The Magic Pudding is a 2000 Australian animated musical adventure comedy film loosely adapted from the 1918 book of the same name by Norman Lindsay. Directed by Karl Zwicky, the film features an voice cast of well known actors including Sam Neill, Geoffrey Rush, Hugo Weaving, Jack Thompson, Toni Collette and John Cleese.

The film was produced by Energee Entertainment, an Australian studio that also created the Wicked! series. Energee shut down in 2002 due to financial losses from The Magic Pudding.

Plot
In the South Pole, Bill Barnacle, his first mate Sam Sawnoff a penguin, and crewman Buncle a wombat, are shipwrecked after their ship is destroyed by a big wave. After Bill stops a starving Buncle from eating Sam, the iceberg cracks and produces an everlasting magic bowl of pudding. Buncle runs off with the pudding and claims it as his own, but the ice breaks and he falls into the sea. Bill and Sam manage to rescue the pudding, and after briefly mourning the apparent loss of Buncle, they choose to become the Pudding Owners dedicated to protecting it from thievery. The pudding is revealed to be alive and named Albert, who has a rude demeanor and demands that they continue to eat him.
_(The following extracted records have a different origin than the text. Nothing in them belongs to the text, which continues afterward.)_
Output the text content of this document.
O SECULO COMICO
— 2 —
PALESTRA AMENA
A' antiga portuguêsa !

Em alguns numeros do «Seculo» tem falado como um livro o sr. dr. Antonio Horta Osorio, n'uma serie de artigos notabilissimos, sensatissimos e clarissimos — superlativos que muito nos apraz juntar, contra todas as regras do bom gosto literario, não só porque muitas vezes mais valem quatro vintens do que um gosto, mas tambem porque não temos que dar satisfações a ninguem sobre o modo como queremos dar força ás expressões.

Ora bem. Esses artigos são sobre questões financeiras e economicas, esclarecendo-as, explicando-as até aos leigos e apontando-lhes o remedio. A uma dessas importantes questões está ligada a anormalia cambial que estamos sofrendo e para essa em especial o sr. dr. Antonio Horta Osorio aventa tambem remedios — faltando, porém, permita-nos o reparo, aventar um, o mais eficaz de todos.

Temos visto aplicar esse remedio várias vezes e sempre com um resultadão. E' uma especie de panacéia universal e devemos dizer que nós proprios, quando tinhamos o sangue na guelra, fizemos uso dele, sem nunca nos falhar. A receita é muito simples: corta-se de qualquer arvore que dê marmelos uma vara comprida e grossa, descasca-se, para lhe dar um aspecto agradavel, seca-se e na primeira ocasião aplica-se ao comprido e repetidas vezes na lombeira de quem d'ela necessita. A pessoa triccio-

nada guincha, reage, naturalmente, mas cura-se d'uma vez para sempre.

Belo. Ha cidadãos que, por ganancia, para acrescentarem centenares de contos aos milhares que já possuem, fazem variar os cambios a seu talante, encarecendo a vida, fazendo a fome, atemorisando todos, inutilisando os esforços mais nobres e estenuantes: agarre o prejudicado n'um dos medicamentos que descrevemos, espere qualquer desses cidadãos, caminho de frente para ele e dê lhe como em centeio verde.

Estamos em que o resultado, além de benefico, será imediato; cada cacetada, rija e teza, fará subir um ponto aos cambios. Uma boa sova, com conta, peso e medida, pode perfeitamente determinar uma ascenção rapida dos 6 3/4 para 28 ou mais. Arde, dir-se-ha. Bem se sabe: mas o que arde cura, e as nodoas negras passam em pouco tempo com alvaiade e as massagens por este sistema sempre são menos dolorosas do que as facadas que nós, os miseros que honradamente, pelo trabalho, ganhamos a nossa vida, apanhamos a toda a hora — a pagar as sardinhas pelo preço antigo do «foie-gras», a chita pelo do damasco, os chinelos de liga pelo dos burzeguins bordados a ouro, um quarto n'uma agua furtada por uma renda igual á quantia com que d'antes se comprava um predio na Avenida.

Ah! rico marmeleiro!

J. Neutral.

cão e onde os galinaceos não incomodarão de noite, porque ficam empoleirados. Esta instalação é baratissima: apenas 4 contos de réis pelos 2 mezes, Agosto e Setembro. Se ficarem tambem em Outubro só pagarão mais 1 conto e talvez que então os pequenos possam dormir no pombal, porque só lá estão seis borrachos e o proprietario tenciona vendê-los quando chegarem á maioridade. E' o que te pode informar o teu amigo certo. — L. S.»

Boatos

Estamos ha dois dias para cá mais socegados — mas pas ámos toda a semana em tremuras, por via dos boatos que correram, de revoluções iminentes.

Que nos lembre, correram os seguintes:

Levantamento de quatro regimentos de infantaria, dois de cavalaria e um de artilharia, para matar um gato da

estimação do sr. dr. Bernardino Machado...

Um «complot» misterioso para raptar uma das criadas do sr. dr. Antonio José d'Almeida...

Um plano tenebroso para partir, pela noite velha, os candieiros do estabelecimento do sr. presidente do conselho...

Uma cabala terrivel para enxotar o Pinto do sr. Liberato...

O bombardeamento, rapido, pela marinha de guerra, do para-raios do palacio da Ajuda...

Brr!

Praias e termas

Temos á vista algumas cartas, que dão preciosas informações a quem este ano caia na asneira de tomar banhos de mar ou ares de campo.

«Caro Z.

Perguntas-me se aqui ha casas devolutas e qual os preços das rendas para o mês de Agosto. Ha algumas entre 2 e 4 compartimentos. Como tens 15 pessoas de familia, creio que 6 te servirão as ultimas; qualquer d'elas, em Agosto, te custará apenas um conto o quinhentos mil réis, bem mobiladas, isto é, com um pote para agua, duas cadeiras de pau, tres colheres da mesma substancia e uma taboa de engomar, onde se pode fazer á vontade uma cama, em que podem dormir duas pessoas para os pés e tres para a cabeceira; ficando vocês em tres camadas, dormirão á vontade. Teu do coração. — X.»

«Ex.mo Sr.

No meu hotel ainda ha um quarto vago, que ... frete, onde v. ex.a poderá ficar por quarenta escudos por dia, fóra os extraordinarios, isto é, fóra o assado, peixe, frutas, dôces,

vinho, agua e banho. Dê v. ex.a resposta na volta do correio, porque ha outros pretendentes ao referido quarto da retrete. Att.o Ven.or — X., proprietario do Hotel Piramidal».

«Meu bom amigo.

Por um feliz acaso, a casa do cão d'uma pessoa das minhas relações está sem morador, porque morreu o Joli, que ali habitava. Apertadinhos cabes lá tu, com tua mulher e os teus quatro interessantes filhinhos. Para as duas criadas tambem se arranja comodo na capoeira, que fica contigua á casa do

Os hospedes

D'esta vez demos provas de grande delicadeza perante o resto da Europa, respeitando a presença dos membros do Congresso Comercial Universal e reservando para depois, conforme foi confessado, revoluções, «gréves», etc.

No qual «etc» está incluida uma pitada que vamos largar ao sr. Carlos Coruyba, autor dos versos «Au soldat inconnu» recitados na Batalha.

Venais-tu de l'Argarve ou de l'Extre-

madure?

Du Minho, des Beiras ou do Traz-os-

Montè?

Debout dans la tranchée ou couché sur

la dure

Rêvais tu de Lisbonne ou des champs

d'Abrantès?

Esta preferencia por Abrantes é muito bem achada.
Ten years later, a young koala named Bunyip Bluegum discovers that he is not an orphan and sets out on a quest to find his parents, Meg and Tom Bluegum. During his journey, he stumbles upon Bill and Sam and accidentally foils an attempt to steal Albert by two pudding thieves. Bill and Sam introduce each other to Bunyip and also introduce Albert, who reveals he's a thrill-seeker who often runs away to challenge other animals to try and eat him. Bunyip tries to ask a bandicoot with a watermelon for help in finding his parents, and the bandicoot tells Bunyip that the only one not afraid to reveal the answer is a frog on the log. Shortly after, Bunyip helps Bill and Sam foil another attempt by the pudding thieves to steal Albert, and Bill and Sam officially welcome Bunyip to the Pudding Owners group while explaining their history, and the four go together to find Bunyip's parents.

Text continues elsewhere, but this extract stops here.